Tristan
Il se retourna et il le vit! toute gueule béante , se jeter sur lui . La peur l'envahit d'un coup . Il eut le réflexe de lever la main pour se protéger de la morsure de la bête immonde . Il ferma les yeux, tomba sous le poids du chien et se retrouva au sol . Il sentit le souffle de l'animal sur son visage et sa truffe humide poussant sa main pour mieux pouvoir le … lécher !
Il tentait de se dégager afin de ne plus sentir l'haleine de ce gros toutou . Enfin, il sentit le chien être tirer par force par celui qui devait être son maître .
Très choqué , il n'arrivait pas bouger . Il replia ses genoux vers lui et y posa sa tête . Il se mit a pleurer doucement . Son bas ventre était tout chaud et humide . Il avait fait pipi dans son pantalon .
• maman , maman dit il tout bas .
• Ça va mon garçon , lui demanda l'homme propriétaire du chien qui avait visiblement beaucoup de mal à maîtriser les ardeurs affectueuses de son cabot .
• Je veux ma maman, répondit Tristan, dégageant la main que l'homme venait de poser sur son épaule.

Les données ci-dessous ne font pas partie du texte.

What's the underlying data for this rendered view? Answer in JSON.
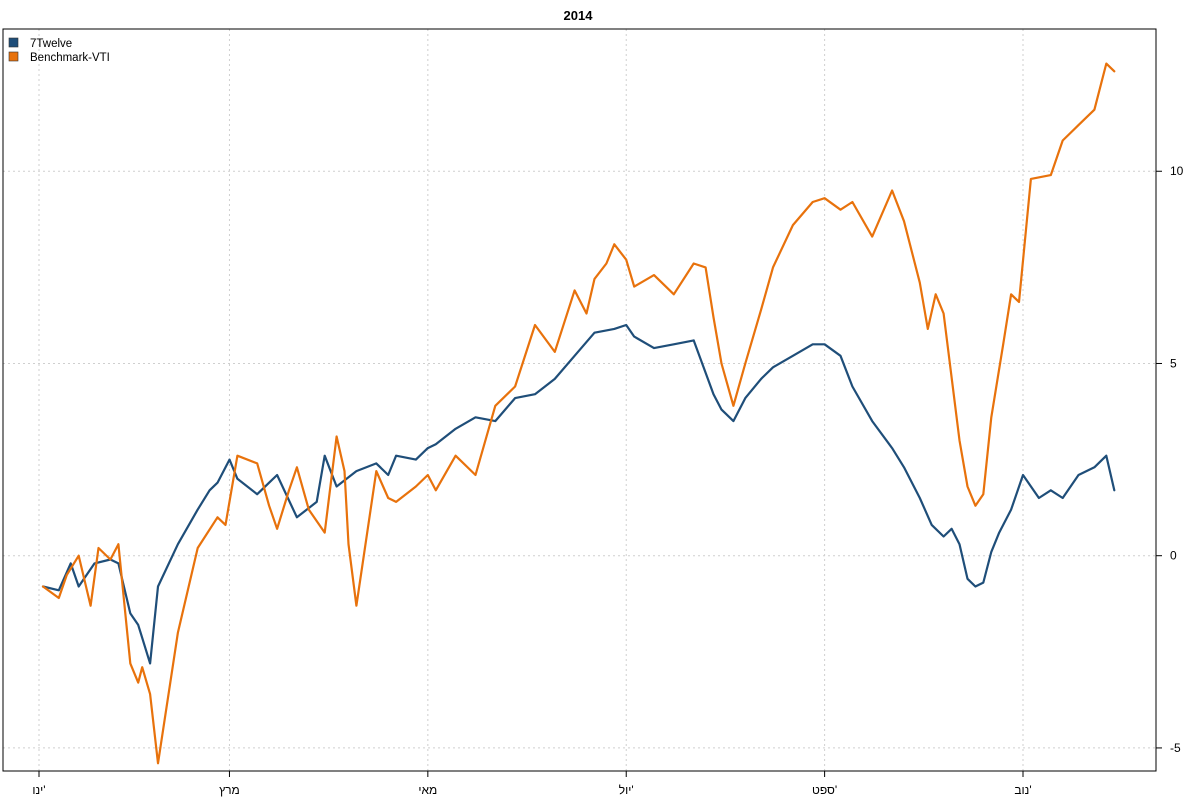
{
  "chart_data": {
    "type": "line",
    "title": "2014",
    "xlabel": "",
    "ylabel": "",
    "x_range": [
      0,
      272
    ],
    "ylim": [
      -5.6,
      13.7
    ],
    "y_ticks": [
      -5,
      0,
      5,
      10
    ],
    "y_axis_side": "right",
    "x_ticks": [
      {
        "x": 0,
        "label": "ינו'"
      },
      {
        "x": 48,
        "label": "מרץ"
      },
      {
        "x": 98,
        "label": "מאי"
      },
      {
        "x": 148,
        "label": "יול'"
      },
      {
        "x": 198,
        "label": "ספט'"
      },
      {
        "x": 248,
        "label": "נוב'"
      }
    ],
    "grid": true,
    "legend_position": "top-left",
    "series": [
      {
        "name": "7Twelve",
        "color": "#1f4e79",
        "x": [
          1,
          5,
          8,
          10,
          14,
          18,
          20,
          23,
          25,
          28,
          30,
          35,
          40,
          43,
          45,
          48,
          50,
          55,
          58,
          60,
          65,
          70,
          72,
          75,
          80,
          85,
          88,
          90,
          95,
          98,
          100,
          105,
          110,
          115,
          120,
          125,
          130,
          135,
          140,
          145,
          148,
          150,
          155,
          160,
          165,
          170,
          172,
          175,
          178,
          182,
          185,
          190,
          195,
          198,
          202,
          205,
          210,
          215,
          218,
          222,
          225,
          228,
          230,
          232,
          234,
          236,
          238,
          240,
          242,
          245,
          248,
          252,
          255,
          258,
          262,
          266,
          269,
          271
        ],
        "y": [
          -0.8,
          -0.9,
          -0.2,
          -0.8,
          -0.2,
          -0.1,
          -0.2,
          -1.5,
          -1.8,
          -2.8,
          -0.8,
          0.3,
          1.2,
          1.7,
          1.9,
          2.5,
          2.0,
          1.6,
          1.9,
          2.1,
          1.0,
          1.4,
          2.6,
          1.8,
          2.2,
          2.4,
          2.1,
          2.6,
          2.5,
          2.8,
          2.9,
          3.3,
          3.6,
          3.5,
          4.1,
          4.2,
          4.6,
          5.2,
          5.8,
          5.9,
          6.0,
          5.7,
          5.4,
          5.5,
          5.6,
          4.2,
          3.8,
          3.5,
          4.1,
          4.6,
          4.9,
          5.2,
          5.5,
          5.5,
          5.2,
          4.4,
          3.5,
          2.8,
          2.3,
          1.5,
          0.8,
          0.5,
          0.7,
          0.3,
          -0.6,
          -0.8,
          -0.7,
          0.1,
          0.6,
          1.2,
          2.1,
          1.5,
          1.7,
          1.5,
          2.1,
          2.3,
          2.6,
          1.7
        ]
      },
      {
        "name": "Benchmark-VTI",
        "color": "#e8720c",
        "x": [
          1,
          5,
          7,
          10,
          13,
          15,
          18,
          20,
          23,
          25,
          26,
          28,
          30,
          35,
          40,
          45,
          47,
          50,
          55,
          58,
          60,
          63,
          65,
          68,
          72,
          75,
          77,
          78,
          80,
          85,
          88,
          90,
          95,
          98,
          100,
          105,
          110,
          115,
          120,
          125,
          130,
          135,
          138,
          140,
          143,
          145,
          148,
          150,
          155,
          160,
          165,
          168,
          170,
          172,
          175,
          178,
          182,
          185,
          190,
          195,
          198,
          202,
          205,
          210,
          215,
          218,
          222,
          224,
          226,
          228,
          232,
          234,
          236,
          238,
          240,
          243,
          245,
          247,
          250,
          255,
          258,
          262,
          266,
          269,
          271
        ],
        "y": [
          -0.8,
          -1.1,
          -0.5,
          0.0,
          -1.3,
          0.2,
          -0.1,
          0.3,
          -2.8,
          -3.3,
          -2.9,
          -3.6,
          -5.4,
          -2.0,
          0.2,
          1.0,
          0.8,
          2.6,
          2.4,
          1.3,
          0.7,
          1.7,
          2.3,
          1.2,
          0.6,
          3.1,
          2.2,
          0.3,
          -1.3,
          2.2,
          1.5,
          1.4,
          1.8,
          2.1,
          1.7,
          2.6,
          2.1,
          3.9,
          4.4,
          6.0,
          5.3,
          6.9,
          6.3,
          7.2,
          7.6,
          8.1,
          7.7,
          7.0,
          7.3,
          6.8,
          7.6,
          7.5,
          6.2,
          5.0,
          3.9,
          5.0,
          6.4,
          7.5,
          8.6,
          9.2,
          9.3,
          9.0,
          9.2,
          8.3,
          9.5,
          8.7,
          7.1,
          5.9,
          6.8,
          6.3,
          3.0,
          1.8,
          1.3,
          1.6,
          3.6,
          5.5,
          6.8,
          6.6,
          9.8,
          9.9,
          10.8,
          11.2,
          11.6,
          12.8,
          12.6
        ]
      }
    ]
  }
}
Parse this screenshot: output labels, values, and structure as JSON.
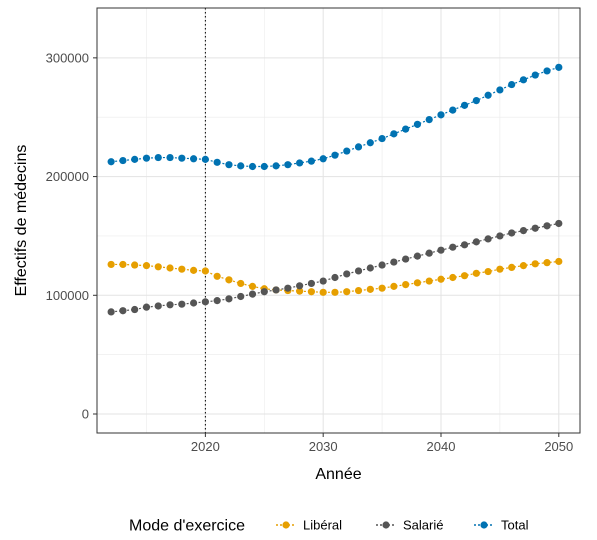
{
  "chart_data": {
    "type": "line",
    "title": "",
    "xlabel": "Année",
    "ylabel": "Effectifs de médecins",
    "xlim": [
      2010.8,
      2051.8
    ],
    "ylim": [
      -16000,
      342000
    ],
    "x_ticks": [
      2020,
      2030,
      2040,
      2050
    ],
    "x_tick_labels": [
      "2020",
      "2030",
      "2040",
      "2050"
    ],
    "y_ticks": [
      0,
      100000,
      200000,
      300000
    ],
    "y_tick_labels": [
      "0",
      "100000",
      "200000",
      "300000"
    ],
    "vline_x": 2020,
    "grid": true,
    "legend_position": "bottom",
    "legend_title": "Mode d'exercice",
    "x": [
      2012,
      2013,
      2014,
      2015,
      2016,
      2017,
      2018,
      2019,
      2020,
      2021,
      2022,
      2023,
      2024,
      2025,
      2026,
      2027,
      2028,
      2029,
      2030,
      2031,
      2032,
      2033,
      2034,
      2035,
      2036,
      2037,
      2038,
      2039,
      2040,
      2041,
      2042,
      2043,
      2044,
      2045,
      2046,
      2047,
      2048,
      2049,
      2050
    ],
    "series": [
      {
        "name": "Libéral",
        "color": "#E69F00",
        "values": [
          126000,
          126000,
          125500,
          125000,
          124000,
          123000,
          122000,
          121000,
          120500,
          116000,
          113000,
          110000,
          107500,
          105500,
          104500,
          104000,
          103500,
          103000,
          102500,
          102500,
          103000,
          104000,
          105000,
          106000,
          107500,
          109000,
          110500,
          112000,
          113500,
          115000,
          116500,
          118500,
          120000,
          122000,
          123500,
          125000,
          126500,
          127500,
          128500
        ]
      },
      {
        "name": "Salarié",
        "color": "#555555",
        "values": [
          86000,
          87000,
          88000,
          90000,
          91000,
          92000,
          92500,
          93500,
          94500,
          95500,
          97000,
          99000,
          101000,
          103000,
          104500,
          106000,
          108000,
          110000,
          112000,
          115000,
          118000,
          120500,
          123000,
          125500,
          128000,
          130500,
          133000,
          135500,
          138000,
          140500,
          142500,
          145000,
          147500,
          150000,
          152500,
          154500,
          156500,
          158500,
          160500
        ]
      },
      {
        "name": "Total",
        "color": "#0072B2",
        "values": [
          212500,
          213500,
          214500,
          215500,
          216000,
          216000,
          215500,
          215000,
          214500,
          212000,
          210000,
          209000,
          208500,
          208500,
          209000,
          210000,
          211500,
          213000,
          215000,
          218000,
          221500,
          225000,
          228500,
          232000,
          236000,
          240000,
          244000,
          248000,
          252000,
          256000,
          260000,
          264000,
          268500,
          273000,
          277500,
          281500,
          285500,
          289000,
          292000
        ]
      }
    ]
  }
}
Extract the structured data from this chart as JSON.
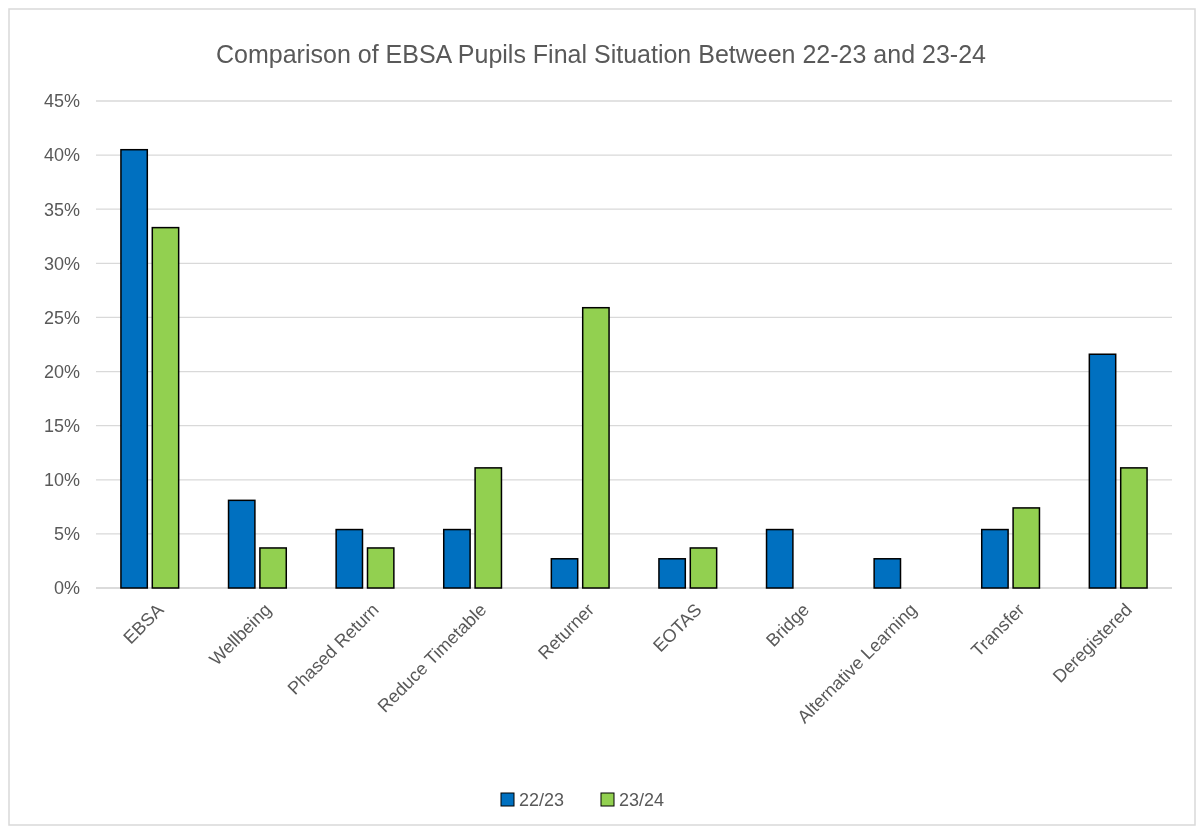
{
  "chart_data": {
    "type": "bar",
    "title": "Comparison of EBSA Pupils Final Situation Between 22-23 and 23-24",
    "categories": [
      "EBSA",
      "Wellbeing",
      "Phased Return",
      "Reduce Timetable",
      "Returner",
      "EOTAS",
      "Bridge",
      "Alternative Learning",
      "Transfer",
      "Deregistered"
    ],
    "series": [
      {
        "name": "22/23",
        "color": "#0070c0",
        "values": [
          40.5,
          8.1,
          5.4,
          5.4,
          2.7,
          2.7,
          5.4,
          2.7,
          5.4,
          21.6
        ]
      },
      {
        "name": "23/24",
        "color": "#92d050",
        "values": [
          33.3,
          3.7,
          3.7,
          11.1,
          25.9,
          3.7,
          null,
          null,
          7.4,
          11.1
        ]
      }
    ],
    "ylim": [
      0,
      45
    ],
    "yticks": [
      {
        "value": 0,
        "label": "0%"
      },
      {
        "value": 5,
        "label": "5%"
      },
      {
        "value": 10,
        "label": "10%"
      },
      {
        "value": 15,
        "label": "15%"
      },
      {
        "value": 20,
        "label": "20%"
      },
      {
        "value": 25,
        "label": "25%"
      },
      {
        "value": 30,
        "label": "30%"
      },
      {
        "value": 35,
        "label": "35%"
      },
      {
        "value": 40,
        "label": "40%"
      },
      {
        "value": 45,
        "label": "45%"
      }
    ],
    "grid": "y",
    "legend": "bottom"
  }
}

• Je suis là , mon chéri , lui dit sa mère en foudroyant le propriétaire du chien responsable de son effroyable peur. Tu n'as rien? montre moi !
• Non , j'ai rien maman... çà va... lui dit il en hoquetant .
• Lève toi s'il te plait.
• non , je peux pas( il lui tira le bras pour lui parler à l'oreille)j'ai mouillé ma culotte .
D'un geste tendre et compréhensif, elle enleva son gilet et lui passa autour de la taille .
Tristan se leva . Il avait les jambes en « coton ».
Ils décidèrent de quitter le parc . Marie lui donna la main et il l'a prit avec bonheur . Il avait cette drôle d'impression que tout le monde savait dans quel état il se trouvait . Il n'avait qu'une hâte, arriver à la voiture. Ils pressèrent le pas .
Au même moment, le téléphone portable de Marie se mit a vibrer. C'était sa mère .
• bonjour Marie vous venez manger , je vous attend , lui dit elle, sur un ton qui ne laissait d'autre choix que celui d'obéir sans discuter
La maman de Marie, Ivonne, était gentille, autoritaire et envahissante! Tous ça, dans un ordre qui variait en fonction de ses humeurs! A 50 ans elle se croyait encore aussi jeune qu'à 20 ! Bien sur , sa façon de voir les choses de la vie courante ne ressemblait pas du tout à celle de Marie.
Malgré tout, Marie l'aimait beaucoup et elle savait que c'était « bourrer » de bonne intentions.
En plus son père était d'une grande gentillesse pour Tristan . Il n'hésitait pas à l'emmener par tout , où l'aider dans ses devoirs.
• Ah... maman! Écoute! on vient d'avoir un problème au parc avec le petit.
• Quoi! Rien de grave au moins! dit sa mère inquiète, que c'est il passé?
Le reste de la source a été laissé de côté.